Peer teaching can be a scary approach for a teacher. If she’s brand new to the profession, the thought of handing over control of instruction to a student can be nerve-wracking. If she’s been teaching for years, the thought of giving up control can be paralyzing. In both cases, the teacher (the education machine itself) has been conditioned to see the teacher as the source of knowledge in a classroom. It turns out, though, that a teacher can be a source of knowledge and a facilitator of content mastery without any threat to their identity, to the benefit of the student who takes on the teaching role.
Allowing a student to assume the teaching role accomplishes a number of goals. First, it allows the student to be the expert, giving them the opportunity to authentically grow trust in their own knowledge and abilities while strengthening their sense of self. It demonstrates the teacher’s trust that the student knows the material well enough to explain it to someone else, which also helps build their confidence. Because the ability to peer teach is totally dependent on the student’s own mastery of the skill, any student in the class can become a peer teacher. It’s not limited to the “brightest” students, nor does it exclude the “slowest” students, helping to shake that stigma and recognize different people can be good at different things without the need for competitive labels.
Second, it gives the teacher an opportunity to assess if and how thoroughly the student understands the material.
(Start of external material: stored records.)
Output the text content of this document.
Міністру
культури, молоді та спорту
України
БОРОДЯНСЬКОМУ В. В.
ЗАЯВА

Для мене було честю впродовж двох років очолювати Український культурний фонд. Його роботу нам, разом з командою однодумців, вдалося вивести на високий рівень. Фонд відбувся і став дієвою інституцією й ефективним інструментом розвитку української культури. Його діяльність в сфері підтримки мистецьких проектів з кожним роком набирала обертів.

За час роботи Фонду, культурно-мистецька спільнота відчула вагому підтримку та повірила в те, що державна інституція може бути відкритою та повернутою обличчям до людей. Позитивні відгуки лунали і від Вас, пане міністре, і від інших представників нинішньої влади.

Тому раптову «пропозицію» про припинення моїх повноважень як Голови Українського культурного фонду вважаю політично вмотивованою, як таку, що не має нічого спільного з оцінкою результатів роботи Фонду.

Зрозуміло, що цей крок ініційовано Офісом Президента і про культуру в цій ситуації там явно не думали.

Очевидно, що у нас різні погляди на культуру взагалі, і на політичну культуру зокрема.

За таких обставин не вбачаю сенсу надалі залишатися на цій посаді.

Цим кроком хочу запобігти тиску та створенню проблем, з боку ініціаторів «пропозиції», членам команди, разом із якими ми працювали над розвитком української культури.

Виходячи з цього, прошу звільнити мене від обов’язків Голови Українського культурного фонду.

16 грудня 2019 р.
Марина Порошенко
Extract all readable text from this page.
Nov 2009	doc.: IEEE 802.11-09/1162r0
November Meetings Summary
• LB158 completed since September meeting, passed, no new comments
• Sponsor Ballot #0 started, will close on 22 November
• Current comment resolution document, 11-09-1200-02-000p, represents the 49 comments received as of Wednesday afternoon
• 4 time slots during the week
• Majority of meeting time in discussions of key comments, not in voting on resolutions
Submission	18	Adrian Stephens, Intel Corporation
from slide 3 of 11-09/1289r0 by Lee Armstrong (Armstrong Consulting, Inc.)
More effective than a pencil-and-paper test, a peer teaching moment shows the teacher what the student really understands by how they explain it to the fellow student they’re teaching. If the student who is teaching has misunderstood something about the concept or process they’re teaching, it quickly becomes obvious and the teacher can step in and clarify that point for both students before returning control to the student who is teaching.
Third, teaching is a communication method. We don’t often look at it that way, but it really is. Every time we set out to teach something, we have a “message” we’re trying to get across, something we want the learner to take away with them. We think carefully about how we want to present the concept and we reflect on how to adjust the presentation for the next lesson to more successfully reach the learner. When we put a student in the teacher role, we’re giving them the opportunity to develop their own communication skills. They have to decide what to present, weed out what’s unimportant about that topic, and then develop and implement a means to present that topic. If we structure the situation correctly, they’ll get the feedback they need to make their next presentation stronger and better able to reach their classmates (and later on their target audience).
Fourth, piggybacking onto that last thought, teaching is an interpersonal activity. Students creating these presentations, assuming the teacher role, are engaging in collaboration with their classmates and developing their social skills at the same time. While many presentations are still in front of the class, many of them are now taking place online in the form of student blogs, student-created videos, and student-created tutorials. These students are learning not only how to choose, edit, and present their topic, but even the most introverted student is finding a platform to share their knowledge with classmates and get the feedback necessary to create stronger moments.
Creating peer teaching moments in a classroom isn’t about giving up the teacher’s power. It’s about sharing it to allow the students in class to develop their own teaching abilities and their confidence in their knowledge and their abilities. It’s about getting them ready to deal with the world outside the school environment.